In closing, another contemporary problem deserves mention, or at least I think it does; that is the cellphone. I don’t have a cellphone, and I don’t want one, but today it is becoming difficult to travel without one. Although it bothers me to borrow a phone, I find myself forced to do so at times. Starting a few years ago, I arrived at DFW airport and could not find a pay phone with which to call my shuttle service. Last year, after calling my shuttle service on a borrowed phone and waiting forty-five minutes, I had to borrow a second phone to call again.
On the streets of Paris, as you can imagine, hundreds of pedestrians were using cellphones, some with Bluetooth devices so that the phones were tucked away in a pocket, but most of them with phones in hand. Some could even text while walking, after a fashion, but a couple of times I encountered this: on a busy sidewalk, in the center of town, darkness having just fallen and people heading from work to home or to a rendez-vous with friends or to a store for Christmas shopping, a lone pedestrian, completely stopped and heedless of those around her, punching on her phone. The flow of foot traffic split and went around this woman on both sides like the waters of a stream around a large boulder.
These pernicious devices are finally beginning to receive some richly deserved negative press. A few weeks ago I saw one article on a major news site about a few celebrities who don’t like cellphones and don’t have them. A better article by Ross Barkan on the Guardian (US edition) website lamented the ubiquity of the cellphone and what it has meant for all of us personally and socially. (The Smartphone Is Our Era’s Cigarette) I don’t look for them to go away any time soon, however, and for those who like and use them and have to keep their batteries charged all the time, take heart: the recent coup in Bolivia, which the United States doubtless had a hand in, should allow Western corporations to lay hands on one of the largest lithium reserves in the world, lithium being of course important in the production of batteries.

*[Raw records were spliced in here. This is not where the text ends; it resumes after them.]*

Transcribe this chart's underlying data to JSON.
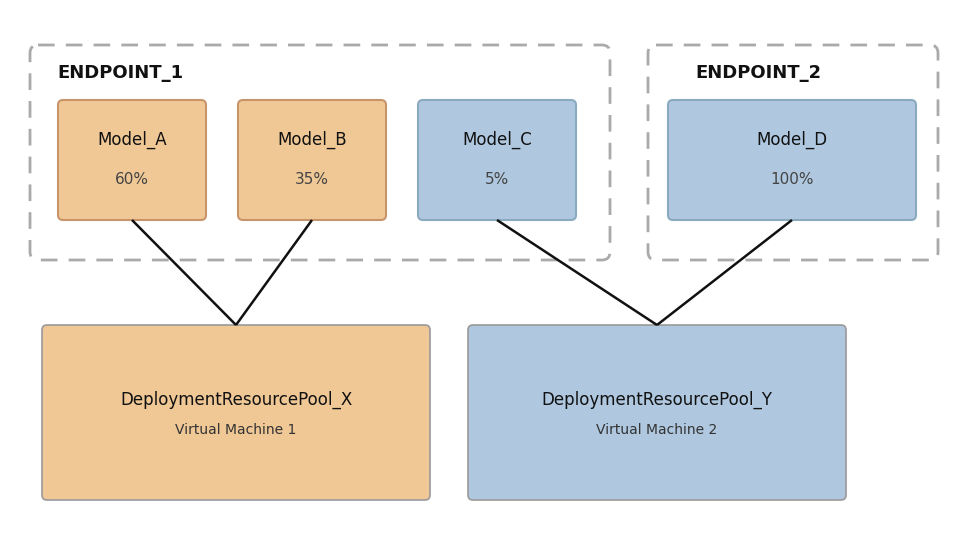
{
  "background_color": "#ffffff",
  "orange_color": "#F0C896",
  "blue_color": "#AFC8E0",
  "orange_edge": "#C8956A",
  "blue_edge": "#8AAAC0",
  "pool_edge": "#999999",
  "endpoint1_label": "ENDPOINT_1",
  "endpoint2_label": "ENDPOINT_2",
  "model_a": {
    "label": "Model_A",
    "pct": "60%"
  },
  "model_b": {
    "label": "Model_B",
    "pct": "35%"
  },
  "model_c": {
    "label": "Model_C",
    "pct": "5%"
  },
  "model_d": {
    "label": "Model_D",
    "pct": "100%"
  },
  "pool_x": {
    "label": "DeploymentResourcePool_X",
    "sublabel": "Virtual Machine 1"
  },
  "pool_y": {
    "label": "DeploymentResourcePool_Y",
    "sublabel": "Virtual Machine 2"
  },
  "dashed_color": "#aaaaaa",
  "line_color": "#111111",
  "figw": 9.6,
  "figh": 5.4,
  "dpi": 100
}
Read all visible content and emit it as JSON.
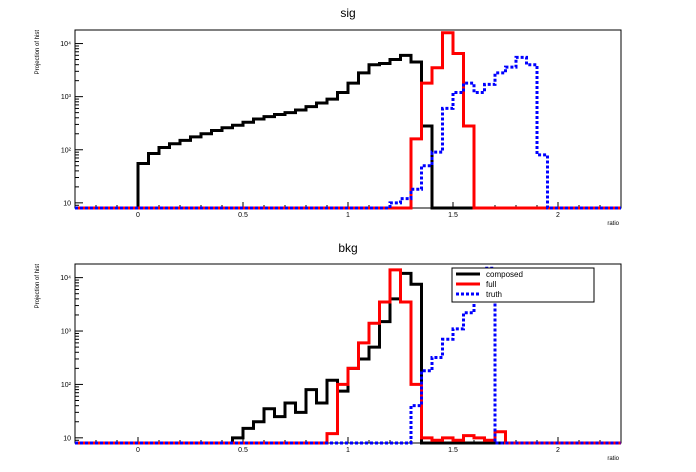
{
  "chart_data": [
    {
      "type": "histogram",
      "title": "sig",
      "xlabel": "ratio",
      "ylabel": "Projection of hist",
      "xlim": [
        -0.3,
        2.3
      ],
      "ylim": [
        8,
        18000
      ],
      "yscale": "log",
      "xticks": [
        "0",
        "0.5",
        "1",
        "1.5",
        "2"
      ],
      "yticks": [
        "10",
        "10²",
        "10³",
        "10⁴"
      ],
      "bin_edges": [
        -0.3,
        -0.25,
        -0.2,
        -0.15,
        -0.1,
        -0.05,
        0.0,
        0.05,
        0.1,
        0.15,
        0.2,
        0.25,
        0.3,
        0.35,
        0.4,
        0.45,
        0.5,
        0.55,
        0.6,
        0.65,
        0.7,
        0.75,
        0.8,
        0.85,
        0.9,
        0.95,
        1.0,
        1.05,
        1.1,
        1.15,
        1.2,
        1.25,
        1.3,
        1.35,
        1.4,
        1.45,
        1.5,
        1.55,
        1.6,
        1.65,
        1.7,
        1.75,
        1.8,
        1.85,
        1.9,
        1.95,
        2.0,
        2.05,
        2.1,
        2.15,
        2.2,
        2.25,
        2.3
      ],
      "series": [
        {
          "name": "composed",
          "color": "#000000",
          "dash": "solid",
          "values": [
            0,
            0,
            0,
            0,
            0,
            0,
            55,
            85,
            110,
            130,
            150,
            175,
            200,
            230,
            260,
            290,
            330,
            380,
            420,
            460,
            500,
            560,
            650,
            760,
            900,
            1200,
            1800,
            2800,
            4000,
            4200,
            5000,
            6000,
            4500,
            280,
            0,
            0,
            0,
            0,
            0,
            0,
            0,
            0,
            0,
            0,
            0,
            0,
            0,
            0,
            0,
            0,
            0,
            0
          ]
        },
        {
          "name": "full",
          "color": "#ff0000",
          "dash": "solid",
          "values": [
            0,
            0,
            0,
            0,
            0,
            0,
            0,
            0,
            0,
            0,
            0,
            0,
            0,
            0,
            0,
            0,
            0,
            0,
            0,
            0,
            0,
            0,
            0,
            0,
            0,
            0,
            0,
            0,
            0,
            0,
            0,
            0,
            160,
            1800,
            3500,
            16000,
            6500,
            280,
            0,
            0,
            0,
            0,
            0,
            0,
            0,
            0,
            0,
            0,
            0,
            0,
            0,
            0
          ]
        },
        {
          "name": "truth",
          "color": "#0000ff",
          "dash": "dotted",
          "values": [
            0,
            0,
            0,
            0,
            0,
            0,
            0,
            0,
            0,
            0,
            0,
            0,
            0,
            0,
            0,
            0,
            0,
            0,
            0,
            0,
            0,
            0,
            0,
            0,
            0,
            0,
            0,
            0,
            0,
            0,
            10,
            12,
            18,
            50,
            90,
            600,
            1200,
            1800,
            1200,
            1700,
            2800,
            3600,
            5500,
            4000,
            80,
            0,
            0,
            0,
            0,
            0,
            0,
            0
          ]
        }
      ]
    },
    {
      "type": "histogram",
      "title": "bkg",
      "xlabel": "ratio",
      "ylabel": "Projection of hist",
      "xlim": [
        -0.3,
        2.3
      ],
      "ylim": [
        8,
        18000
      ],
      "yscale": "log",
      "xticks": [
        "0",
        "0.5",
        "1",
        "1.5",
        "2"
      ],
      "yticks": [
        "10",
        "10²",
        "10³",
        "10⁴"
      ],
      "legend": {
        "position": "top-right",
        "entries": [
          "composed",
          "full",
          "truth"
        ]
      },
      "bin_edges": [
        -0.3,
        -0.25,
        -0.2,
        -0.15,
        -0.1,
        -0.05,
        0.0,
        0.05,
        0.1,
        0.15,
        0.2,
        0.25,
        0.3,
        0.35,
        0.4,
        0.45,
        0.5,
        0.55,
        0.6,
        0.65,
        0.7,
        0.75,
        0.8,
        0.85,
        0.9,
        0.95,
        1.0,
        1.05,
        1.1,
        1.15,
        1.2,
        1.25,
        1.3,
        1.35,
        1.4,
        1.45,
        1.5,
        1.55,
        1.6,
        1.65,
        1.7,
        1.75,
        1.8,
        1.85,
        1.9,
        1.95,
        2.0,
        2.05,
        2.1,
        2.15,
        2.2,
        2.25,
        2.3
      ],
      "series": [
        {
          "name": "composed",
          "color": "#000000",
          "dash": "solid",
          "values": [
            0,
            0,
            0,
            0,
            0,
            0,
            0,
            0,
            0,
            0,
            0,
            0,
            0,
            0,
            0,
            10,
            15,
            20,
            35,
            25,
            45,
            30,
            80,
            45,
            120,
            75,
            200,
            300,
            500,
            1500,
            4000,
            12000,
            7500,
            0,
            0,
            0,
            0,
            0,
            0,
            0,
            0,
            0,
            0,
            0,
            0,
            0,
            0,
            0,
            0,
            0,
            0,
            0
          ]
        },
        {
          "name": "full",
          "color": "#ff0000",
          "dash": "solid",
          "values": [
            0,
            0,
            0,
            0,
            0,
            0,
            0,
            0,
            0,
            0,
            0,
            0,
            0,
            0,
            0,
            0,
            0,
            0,
            0,
            0,
            0,
            0,
            0,
            0,
            12,
            100,
            200,
            600,
            1400,
            3500,
            14000,
            3500,
            100,
            10,
            9,
            10,
            9,
            11,
            10,
            9,
            13,
            0,
            0,
            0,
            0,
            0,
            0,
            0,
            0,
            0,
            0,
            0
          ]
        },
        {
          "name": "truth",
          "color": "#0000ff",
          "dash": "dotted",
          "values": [
            0,
            0,
            0,
            0,
            0,
            0,
            0,
            0,
            0,
            0,
            0,
            0,
            0,
            0,
            0,
            0,
            0,
            0,
            0,
            0,
            0,
            0,
            0,
            0,
            0,
            0,
            0,
            0,
            0,
            0,
            0,
            0,
            40,
            180,
            320,
            700,
            1100,
            2200,
            5000,
            15000,
            0,
            0,
            0,
            0,
            0,
            0,
            0,
            0,
            0,
            0,
            0,
            0
          ]
        }
      ]
    }
  ]
}
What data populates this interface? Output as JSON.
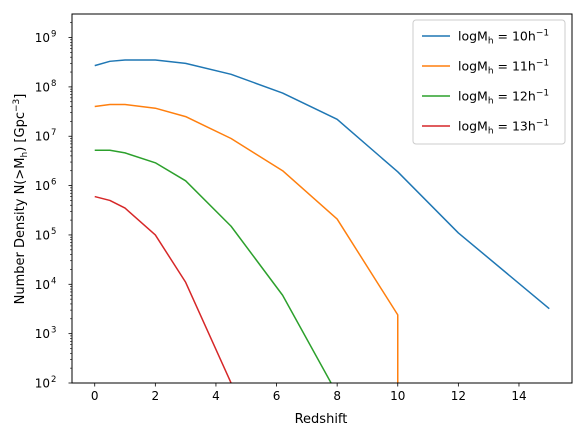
{
  "chart_data": {
    "type": "line",
    "title": "",
    "xlabel": "Redshift",
    "ylabel": "Number Density N(>M",
    "ylabel_sub": "h",
    "ylabel_unit": ") [Gpc",
    "ylabel_sup": "−3",
    "ylabel_end": "]",
    "x_scale": "linear",
    "y_scale": "log",
    "xlim": [
      -0.75,
      15.75
    ],
    "ylim": [
      100,
      3000000000
    ],
    "x_ticks": [
      {
        "value": 0,
        "label": "0"
      },
      {
        "value": 2,
        "label": "2"
      },
      {
        "value": 4,
        "label": "4"
      },
      {
        "value": 6,
        "label": "6"
      },
      {
        "value": 8,
        "label": "8"
      },
      {
        "value": 10,
        "label": "10"
      },
      {
        "value": 12,
        "label": "12"
      },
      {
        "value": 14,
        "label": "14"
      }
    ],
    "y_ticks": [
      {
        "exp": 2,
        "base": "10",
        "power": "2"
      },
      {
        "exp": 3,
        "base": "10",
        "power": "3"
      },
      {
        "exp": 4,
        "base": "10",
        "power": "4"
      },
      {
        "exp": 5,
        "base": "10",
        "power": "5"
      },
      {
        "exp": 6,
        "base": "10",
        "power": "6"
      },
      {
        "exp": 7,
        "base": "10",
        "power": "7"
      },
      {
        "exp": 8,
        "base": "10",
        "power": "8"
      },
      {
        "exp": 9,
        "base": "10",
        "power": "9"
      }
    ],
    "grid": false,
    "legend_position": "top-right",
    "series": [
      {
        "name": "logM_h = 10h^-1",
        "legend_main": "logM",
        "legend_sub": "h",
        "legend_eq": " = 10h",
        "legend_sup": "−1",
        "color": "#1f77b4",
        "x": [
          0,
          0.5,
          1,
          1.5,
          2,
          3,
          4.5,
          6.2,
          8,
          10,
          12,
          15
        ],
        "y": [
          270000000,
          330000000,
          350000000,
          350000000,
          350000000,
          300000000,
          180000000,
          75000000,
          22000000,
          1900000,
          110000,
          3200
        ]
      },
      {
        "name": "logM_h = 11h^-1",
        "legend_main": "logM",
        "legend_sub": "h",
        "legend_eq": " = 11h",
        "legend_sup": "−1",
        "color": "#ff7f0e",
        "x": [
          0,
          0.5,
          1,
          2,
          3,
          4.5,
          6.2,
          8,
          10,
          10,
          10
        ],
        "y": [
          40000000,
          44000000,
          44000000,
          37000000,
          25000000,
          9000000,
          2000000,
          210000,
          2400,
          1000,
          100
        ]
      },
      {
        "name": "logM_h = 12h^-1",
        "legend_main": "logM",
        "legend_sub": "h",
        "legend_eq": " = 12h",
        "legend_sup": "−1",
        "color": "#2ca02c",
        "x": [
          0,
          0.5,
          1,
          2,
          3,
          4.5,
          6.2,
          7.8
        ],
        "y": [
          5200000,
          5200000,
          4600000,
          2900000,
          1250000,
          150000,
          6000,
          100
        ]
      },
      {
        "name": "logM_h = 13h^-1",
        "legend_main": "logM",
        "legend_sub": "h",
        "legend_eq": " = 13h",
        "legend_sup": "−1",
        "color": "#d62728",
        "x": [
          0,
          0.5,
          1,
          2,
          3,
          4.5
        ],
        "y": [
          600000,
          500000,
          350000,
          100000,
          11000,
          100
        ]
      }
    ]
  }
}
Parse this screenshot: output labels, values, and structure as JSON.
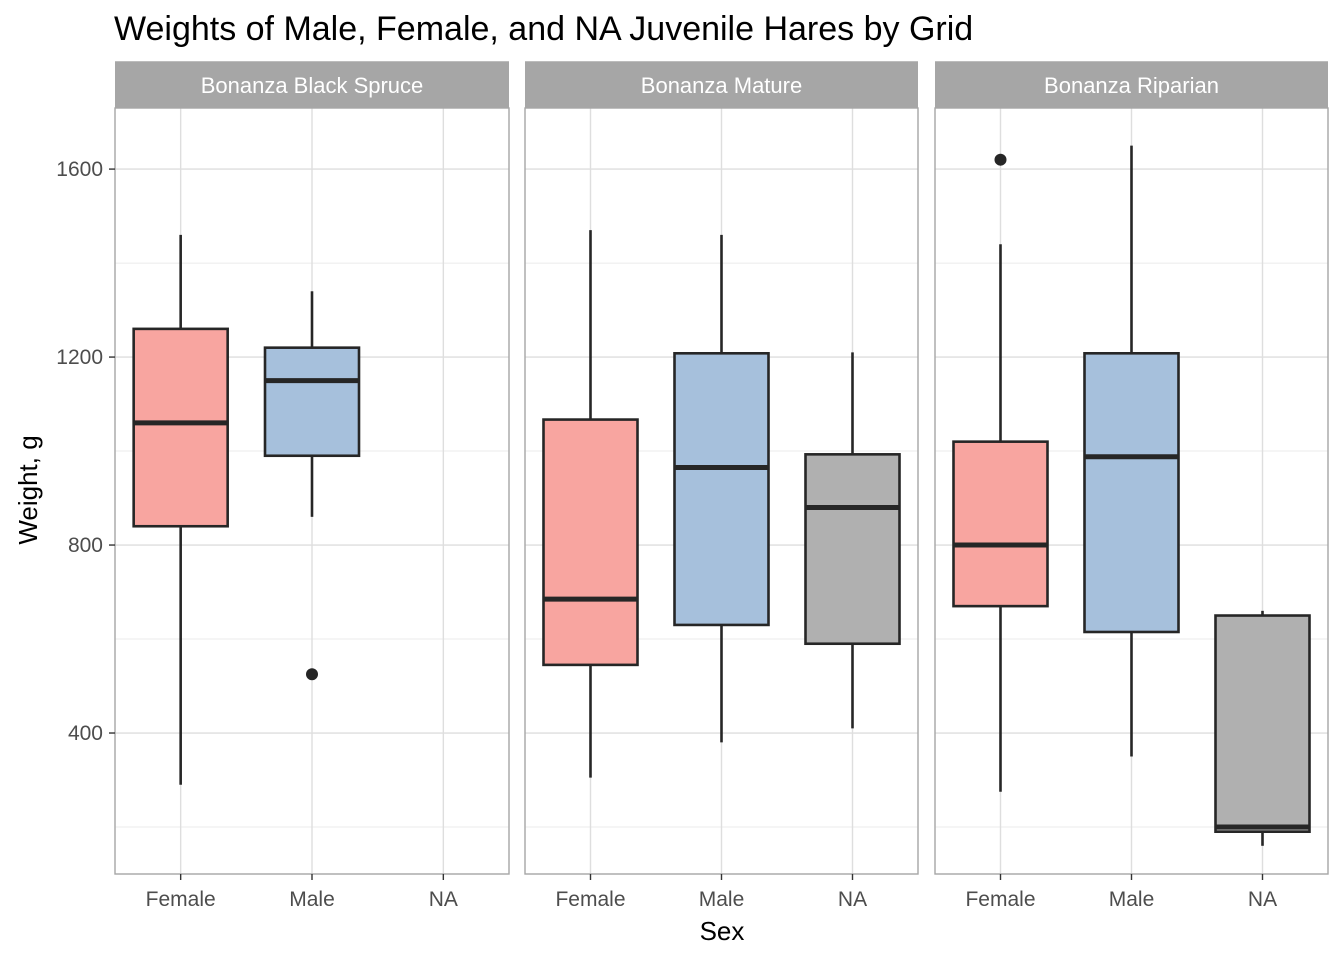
{
  "chart_data": {
    "type": "boxplot",
    "title": "Weights of Male, Female, and NA Juvenile Hares by Grid",
    "xlabel": "Sex",
    "ylabel": "Weight, g",
    "categories": [
      "Female",
      "Male",
      "NA"
    ],
    "ylim": [
      100,
      1730
    ],
    "yticks": [
      400,
      800,
      1200,
      1600
    ],
    "grid": true,
    "legend": "none",
    "colors": {
      "Female": "#f8a5a0",
      "Male": "#a6c0dc",
      "NA": "#b0b0b0"
    },
    "panels": [
      {
        "name": "Bonanza Black Spruce",
        "boxes": [
          {
            "category": "Female",
            "min": 290,
            "q1": 840,
            "median": 1060,
            "q3": 1260,
            "max": 1460,
            "outliers": []
          },
          {
            "category": "Male",
            "min": 860,
            "q1": 990,
            "median": 1150,
            "q3": 1220,
            "max": 1340,
            "outliers": [
              525
            ]
          }
        ]
      },
      {
        "name": "Bonanza Mature",
        "boxes": [
          {
            "category": "Female",
            "min": 305,
            "q1": 545,
            "median": 685,
            "q3": 1067,
            "max": 1470,
            "outliers": []
          },
          {
            "category": "Male",
            "min": 380,
            "q1": 630,
            "median": 965,
            "q3": 1208,
            "max": 1460,
            "outliers": []
          },
          {
            "category": "NA",
            "min": 410,
            "q1": 590,
            "median": 880,
            "q3": 993,
            "max": 1210,
            "outliers": []
          }
        ]
      },
      {
        "name": "Bonanza Riparian",
        "boxes": [
          {
            "category": "Female",
            "min": 275,
            "q1": 670,
            "median": 800,
            "q3": 1020,
            "max": 1440,
            "outliers": [
              1620
            ]
          },
          {
            "category": "Male",
            "min": 350,
            "q1": 615,
            "median": 988,
            "q3": 1208,
            "max": 1650,
            "outliers": []
          },
          {
            "category": "NA",
            "min": 160,
            "q1": 190,
            "median": 200,
            "q3": 650,
            "max": 660,
            "outliers": []
          }
        ]
      }
    ]
  }
}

Because of the transportation strike I had to ask my Airbnb hostess to help me with a taxi to Charles De Gaulle airport. She did it all on her cellphone, naturally, a complicated business that took multiple phone calls and texts. Finally a taxi arrived, and a hefty debit from my checking account and an hour later, I stepped out of the taxi at the airport. A long day of flying and hanging around airports awaited me, but at the end of it was home, and a decent bed, cleaner air, and the promise of more good days to come on the farm.